Our ritual is to earn our special dinner with a nice hike. I picked Pinecliff Park along the Monocacy River, close to the restaurant. Part of our hiking routine involves hunting for small hidden treasures, called geocaches. Geocaching is an international activity that involves tracking down hidden containers found with the help of navigation tools (my special skill as a ship captain!). There’s usually a logbook so you can record your success, and sometimes trinkets to swap. Many geocaches are placed by someone who wants to share a favorite location.
Pinecliff offered five geocaches. A nice, albeit muddy, walk through the woods brought us to four of the five. Some treasures were cached near the river, revealing how high the water had risen with the recent rains.
After the hike, we cleaned our boots and made our way to the restaurant. As we pulled up, I looked at Rich, my boyfriend, and said, “Glad we didn’t get all dressed up.” The 60-seat Roasthouse Pub on Urbana Pike is a rustic diner with bar stools, booths and tables. Two large monitors show the craft beers, many of them local, on 20 taps. While craft beer is the restaurant’s niche, their food is really the specialty.
The menu for this Idiom Beer Dinner read like a “Top Chef” episode with foams, dehydrated powders, and culinary words like cremeux and gastrique–and the dishes lived up to their fancy descriptions. The food that chef and owner Niko Negas put on the plate was amazingly beautiful, delicious and paired perfectly with the different beers. One of the servers even made a playlist of songs to accompany each course. For example, “Tequila” by the Ventures, blared during the tequila ceviche course.
Roasthouse Pub’s beer dinner was a work of art and a definitely the crowning treasure of our day.
See the blow-by-blow description of the courses below.
Chilled Wagyu beef and beet fettuccini hickory ash goat chesse stroganoff, ginger honey crisp gastrique, okra tarragon caviar, potato chip salt. Served with Golden Opportunity Imperial Amber.
Roasted vegetable gumbo, andouille, cornbread granola, habanero Jell-O. Served with Of Two Minds Double IPA.

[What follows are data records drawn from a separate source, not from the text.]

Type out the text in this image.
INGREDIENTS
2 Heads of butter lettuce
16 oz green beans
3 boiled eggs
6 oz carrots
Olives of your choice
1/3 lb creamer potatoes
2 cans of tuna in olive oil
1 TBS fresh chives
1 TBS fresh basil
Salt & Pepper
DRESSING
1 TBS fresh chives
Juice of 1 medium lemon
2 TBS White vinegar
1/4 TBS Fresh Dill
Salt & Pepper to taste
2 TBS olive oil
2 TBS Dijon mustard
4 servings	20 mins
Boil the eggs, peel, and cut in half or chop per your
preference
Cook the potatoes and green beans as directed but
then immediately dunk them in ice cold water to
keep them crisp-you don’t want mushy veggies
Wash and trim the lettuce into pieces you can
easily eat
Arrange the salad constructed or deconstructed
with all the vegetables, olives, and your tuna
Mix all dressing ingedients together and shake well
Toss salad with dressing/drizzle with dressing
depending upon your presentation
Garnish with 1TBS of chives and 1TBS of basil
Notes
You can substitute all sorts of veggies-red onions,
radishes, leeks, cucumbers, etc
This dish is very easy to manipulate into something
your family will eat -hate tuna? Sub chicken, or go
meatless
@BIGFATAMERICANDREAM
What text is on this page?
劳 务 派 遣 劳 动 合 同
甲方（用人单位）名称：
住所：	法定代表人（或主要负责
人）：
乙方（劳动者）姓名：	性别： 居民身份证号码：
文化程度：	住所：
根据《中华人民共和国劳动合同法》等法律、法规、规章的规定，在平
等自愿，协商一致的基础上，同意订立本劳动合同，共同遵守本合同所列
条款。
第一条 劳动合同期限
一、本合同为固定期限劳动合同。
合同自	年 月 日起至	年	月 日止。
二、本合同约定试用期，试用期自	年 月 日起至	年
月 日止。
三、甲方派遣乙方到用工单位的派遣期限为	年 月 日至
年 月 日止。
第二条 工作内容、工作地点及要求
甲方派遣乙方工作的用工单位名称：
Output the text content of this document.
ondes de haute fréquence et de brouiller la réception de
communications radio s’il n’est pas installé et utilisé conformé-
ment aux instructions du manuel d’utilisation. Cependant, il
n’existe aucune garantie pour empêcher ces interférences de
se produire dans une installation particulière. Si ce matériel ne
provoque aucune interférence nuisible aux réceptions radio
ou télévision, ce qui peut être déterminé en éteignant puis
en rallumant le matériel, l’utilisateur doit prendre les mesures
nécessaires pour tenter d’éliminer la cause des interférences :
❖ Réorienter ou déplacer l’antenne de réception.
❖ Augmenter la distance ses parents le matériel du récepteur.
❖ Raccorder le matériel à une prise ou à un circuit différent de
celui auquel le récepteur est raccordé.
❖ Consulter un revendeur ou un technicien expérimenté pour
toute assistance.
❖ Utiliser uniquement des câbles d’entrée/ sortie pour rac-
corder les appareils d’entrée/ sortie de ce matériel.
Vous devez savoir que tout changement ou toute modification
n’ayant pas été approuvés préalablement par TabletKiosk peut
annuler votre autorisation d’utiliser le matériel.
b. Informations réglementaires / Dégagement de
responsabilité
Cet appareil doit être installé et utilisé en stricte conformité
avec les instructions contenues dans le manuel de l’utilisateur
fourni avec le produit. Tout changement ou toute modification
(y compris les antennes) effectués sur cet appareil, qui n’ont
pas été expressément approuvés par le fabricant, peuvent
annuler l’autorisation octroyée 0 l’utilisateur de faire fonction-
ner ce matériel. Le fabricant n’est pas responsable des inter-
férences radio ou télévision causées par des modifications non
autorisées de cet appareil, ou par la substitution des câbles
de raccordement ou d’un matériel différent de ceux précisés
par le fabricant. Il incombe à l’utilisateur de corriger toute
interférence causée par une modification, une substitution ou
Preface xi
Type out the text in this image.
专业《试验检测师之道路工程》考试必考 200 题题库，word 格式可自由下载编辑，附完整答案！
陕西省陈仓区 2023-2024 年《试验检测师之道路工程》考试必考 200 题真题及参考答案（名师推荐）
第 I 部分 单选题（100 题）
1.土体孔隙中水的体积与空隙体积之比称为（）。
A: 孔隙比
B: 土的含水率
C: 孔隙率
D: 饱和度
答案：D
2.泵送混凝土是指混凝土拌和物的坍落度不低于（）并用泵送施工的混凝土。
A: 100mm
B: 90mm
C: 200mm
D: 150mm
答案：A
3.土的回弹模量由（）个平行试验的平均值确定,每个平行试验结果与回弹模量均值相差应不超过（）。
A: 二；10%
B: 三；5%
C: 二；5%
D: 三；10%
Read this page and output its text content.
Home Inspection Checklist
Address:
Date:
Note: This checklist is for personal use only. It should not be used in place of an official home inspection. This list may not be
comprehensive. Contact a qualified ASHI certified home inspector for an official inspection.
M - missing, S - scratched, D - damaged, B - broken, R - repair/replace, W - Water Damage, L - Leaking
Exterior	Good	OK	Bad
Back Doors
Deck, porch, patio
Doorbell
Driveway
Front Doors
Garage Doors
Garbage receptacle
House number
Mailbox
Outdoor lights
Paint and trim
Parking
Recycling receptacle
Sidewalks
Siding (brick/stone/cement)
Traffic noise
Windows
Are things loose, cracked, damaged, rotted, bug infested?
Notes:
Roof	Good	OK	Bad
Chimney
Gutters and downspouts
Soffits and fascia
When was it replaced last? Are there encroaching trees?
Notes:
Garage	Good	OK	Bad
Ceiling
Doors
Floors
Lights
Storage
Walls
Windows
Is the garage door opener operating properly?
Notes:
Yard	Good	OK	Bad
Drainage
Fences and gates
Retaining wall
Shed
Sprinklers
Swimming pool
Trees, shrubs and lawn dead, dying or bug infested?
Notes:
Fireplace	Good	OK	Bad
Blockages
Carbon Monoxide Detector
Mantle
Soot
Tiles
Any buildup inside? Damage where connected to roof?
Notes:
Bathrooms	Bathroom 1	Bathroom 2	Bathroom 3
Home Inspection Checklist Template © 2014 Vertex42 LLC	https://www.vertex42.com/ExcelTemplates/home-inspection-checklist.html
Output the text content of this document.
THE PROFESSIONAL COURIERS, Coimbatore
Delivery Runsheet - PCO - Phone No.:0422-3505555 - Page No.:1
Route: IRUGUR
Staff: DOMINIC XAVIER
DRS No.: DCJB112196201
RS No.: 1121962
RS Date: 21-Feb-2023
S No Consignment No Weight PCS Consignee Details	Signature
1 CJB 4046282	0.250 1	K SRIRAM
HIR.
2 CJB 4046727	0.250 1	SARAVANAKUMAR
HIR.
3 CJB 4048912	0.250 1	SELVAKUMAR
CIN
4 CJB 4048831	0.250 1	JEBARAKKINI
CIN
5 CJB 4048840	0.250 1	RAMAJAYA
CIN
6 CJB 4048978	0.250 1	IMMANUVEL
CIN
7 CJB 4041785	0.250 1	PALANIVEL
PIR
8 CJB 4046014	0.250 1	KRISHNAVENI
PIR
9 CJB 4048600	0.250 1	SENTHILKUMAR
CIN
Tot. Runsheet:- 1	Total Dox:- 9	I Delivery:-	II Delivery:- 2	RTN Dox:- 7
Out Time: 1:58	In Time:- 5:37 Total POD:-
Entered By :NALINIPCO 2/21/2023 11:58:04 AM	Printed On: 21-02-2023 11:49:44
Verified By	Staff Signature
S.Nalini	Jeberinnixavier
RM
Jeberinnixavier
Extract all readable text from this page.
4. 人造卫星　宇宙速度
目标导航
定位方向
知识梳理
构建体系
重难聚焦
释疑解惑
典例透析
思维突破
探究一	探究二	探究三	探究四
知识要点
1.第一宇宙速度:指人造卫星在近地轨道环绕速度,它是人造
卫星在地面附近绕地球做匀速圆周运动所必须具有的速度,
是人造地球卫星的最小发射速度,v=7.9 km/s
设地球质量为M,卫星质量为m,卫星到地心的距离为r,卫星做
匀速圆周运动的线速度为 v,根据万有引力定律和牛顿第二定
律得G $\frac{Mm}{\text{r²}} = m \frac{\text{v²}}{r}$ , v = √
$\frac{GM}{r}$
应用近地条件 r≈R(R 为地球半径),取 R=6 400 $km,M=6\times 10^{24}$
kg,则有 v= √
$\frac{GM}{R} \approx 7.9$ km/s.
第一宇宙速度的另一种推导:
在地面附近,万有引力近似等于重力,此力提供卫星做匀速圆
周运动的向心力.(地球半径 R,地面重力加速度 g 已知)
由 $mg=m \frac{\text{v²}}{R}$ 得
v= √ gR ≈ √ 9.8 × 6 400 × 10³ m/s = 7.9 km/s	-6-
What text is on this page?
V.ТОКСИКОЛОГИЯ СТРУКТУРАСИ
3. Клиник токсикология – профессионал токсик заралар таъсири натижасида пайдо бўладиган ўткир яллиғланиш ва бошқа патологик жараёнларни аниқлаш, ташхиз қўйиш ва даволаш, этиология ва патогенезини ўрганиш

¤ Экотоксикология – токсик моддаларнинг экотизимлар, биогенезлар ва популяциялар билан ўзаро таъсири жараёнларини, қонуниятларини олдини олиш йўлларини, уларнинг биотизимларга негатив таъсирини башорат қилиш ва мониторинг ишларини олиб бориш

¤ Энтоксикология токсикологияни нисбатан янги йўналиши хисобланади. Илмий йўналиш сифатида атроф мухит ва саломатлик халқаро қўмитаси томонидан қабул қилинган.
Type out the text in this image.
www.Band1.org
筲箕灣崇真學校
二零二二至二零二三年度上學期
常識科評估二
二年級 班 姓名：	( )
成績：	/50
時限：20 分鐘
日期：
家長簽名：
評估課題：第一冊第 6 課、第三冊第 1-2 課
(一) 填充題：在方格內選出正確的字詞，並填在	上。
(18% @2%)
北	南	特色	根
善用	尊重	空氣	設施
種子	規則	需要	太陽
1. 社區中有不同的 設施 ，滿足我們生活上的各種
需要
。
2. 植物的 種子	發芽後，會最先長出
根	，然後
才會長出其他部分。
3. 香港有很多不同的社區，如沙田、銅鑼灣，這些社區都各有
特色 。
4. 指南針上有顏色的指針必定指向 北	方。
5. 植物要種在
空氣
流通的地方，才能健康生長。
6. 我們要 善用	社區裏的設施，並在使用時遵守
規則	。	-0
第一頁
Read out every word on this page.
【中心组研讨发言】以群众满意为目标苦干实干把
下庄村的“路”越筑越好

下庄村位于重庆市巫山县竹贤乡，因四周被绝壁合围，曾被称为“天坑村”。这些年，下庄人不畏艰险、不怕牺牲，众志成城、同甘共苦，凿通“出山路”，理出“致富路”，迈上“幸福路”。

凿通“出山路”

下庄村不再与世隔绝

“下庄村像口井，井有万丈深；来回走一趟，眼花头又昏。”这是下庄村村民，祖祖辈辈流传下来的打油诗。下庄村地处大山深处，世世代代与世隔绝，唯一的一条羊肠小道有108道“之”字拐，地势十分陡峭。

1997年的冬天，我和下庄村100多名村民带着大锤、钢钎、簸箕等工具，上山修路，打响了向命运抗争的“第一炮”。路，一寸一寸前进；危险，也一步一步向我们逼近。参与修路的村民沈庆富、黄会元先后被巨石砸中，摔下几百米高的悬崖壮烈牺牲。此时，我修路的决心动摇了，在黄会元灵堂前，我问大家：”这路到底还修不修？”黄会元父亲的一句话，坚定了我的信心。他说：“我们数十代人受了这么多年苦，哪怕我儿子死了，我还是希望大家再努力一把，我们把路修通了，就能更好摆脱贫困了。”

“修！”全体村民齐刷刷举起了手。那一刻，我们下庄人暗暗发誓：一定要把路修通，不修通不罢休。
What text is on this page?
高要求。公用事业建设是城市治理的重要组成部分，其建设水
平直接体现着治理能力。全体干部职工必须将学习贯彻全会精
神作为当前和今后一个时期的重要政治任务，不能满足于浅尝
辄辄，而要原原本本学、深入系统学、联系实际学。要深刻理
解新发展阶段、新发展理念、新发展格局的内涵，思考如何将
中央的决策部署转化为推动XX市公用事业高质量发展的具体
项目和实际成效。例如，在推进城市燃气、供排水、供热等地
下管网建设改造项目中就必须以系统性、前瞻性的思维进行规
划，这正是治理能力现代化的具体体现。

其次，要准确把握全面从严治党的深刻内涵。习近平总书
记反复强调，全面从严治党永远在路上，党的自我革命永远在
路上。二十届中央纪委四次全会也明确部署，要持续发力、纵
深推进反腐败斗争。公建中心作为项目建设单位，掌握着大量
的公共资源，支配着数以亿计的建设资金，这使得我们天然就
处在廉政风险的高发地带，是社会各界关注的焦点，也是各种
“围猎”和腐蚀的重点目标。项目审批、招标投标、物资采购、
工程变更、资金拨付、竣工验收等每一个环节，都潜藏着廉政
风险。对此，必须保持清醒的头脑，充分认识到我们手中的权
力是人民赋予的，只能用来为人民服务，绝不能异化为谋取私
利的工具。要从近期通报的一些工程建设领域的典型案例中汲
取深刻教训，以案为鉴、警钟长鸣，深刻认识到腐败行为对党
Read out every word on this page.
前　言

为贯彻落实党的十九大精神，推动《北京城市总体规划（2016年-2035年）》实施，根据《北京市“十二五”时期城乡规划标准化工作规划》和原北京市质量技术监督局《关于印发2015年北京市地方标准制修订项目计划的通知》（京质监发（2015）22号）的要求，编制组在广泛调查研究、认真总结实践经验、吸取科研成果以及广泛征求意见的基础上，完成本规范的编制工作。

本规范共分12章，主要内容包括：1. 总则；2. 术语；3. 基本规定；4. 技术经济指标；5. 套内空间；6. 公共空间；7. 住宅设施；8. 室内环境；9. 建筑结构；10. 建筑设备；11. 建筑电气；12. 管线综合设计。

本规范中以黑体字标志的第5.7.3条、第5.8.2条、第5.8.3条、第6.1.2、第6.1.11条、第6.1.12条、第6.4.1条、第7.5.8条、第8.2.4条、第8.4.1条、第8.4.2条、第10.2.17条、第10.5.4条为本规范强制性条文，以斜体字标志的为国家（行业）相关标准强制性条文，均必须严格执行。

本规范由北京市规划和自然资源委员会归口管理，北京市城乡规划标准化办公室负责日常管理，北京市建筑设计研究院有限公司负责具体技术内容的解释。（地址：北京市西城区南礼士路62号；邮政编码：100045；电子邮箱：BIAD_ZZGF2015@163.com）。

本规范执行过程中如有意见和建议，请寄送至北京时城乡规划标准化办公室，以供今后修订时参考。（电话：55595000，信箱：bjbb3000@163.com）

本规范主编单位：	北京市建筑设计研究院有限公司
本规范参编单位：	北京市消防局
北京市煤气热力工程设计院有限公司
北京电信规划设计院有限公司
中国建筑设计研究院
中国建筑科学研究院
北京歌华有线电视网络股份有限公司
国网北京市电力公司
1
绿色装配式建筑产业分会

Pan-roasted lavender butter-rubbed squab, pate and wine pickled pear stuffing, bacon ganache filled shitake and Dijon muffin, Thai curried rutabaga icing, roasted pistachios. Served with Phrased #3 New England IPA.
Dessert: Banana, oreo and coconut Napoleon cremeux, red velvet pound cake crostini, toasted hazelnut meringue. Served with In a Nutshell Porter with Coconut.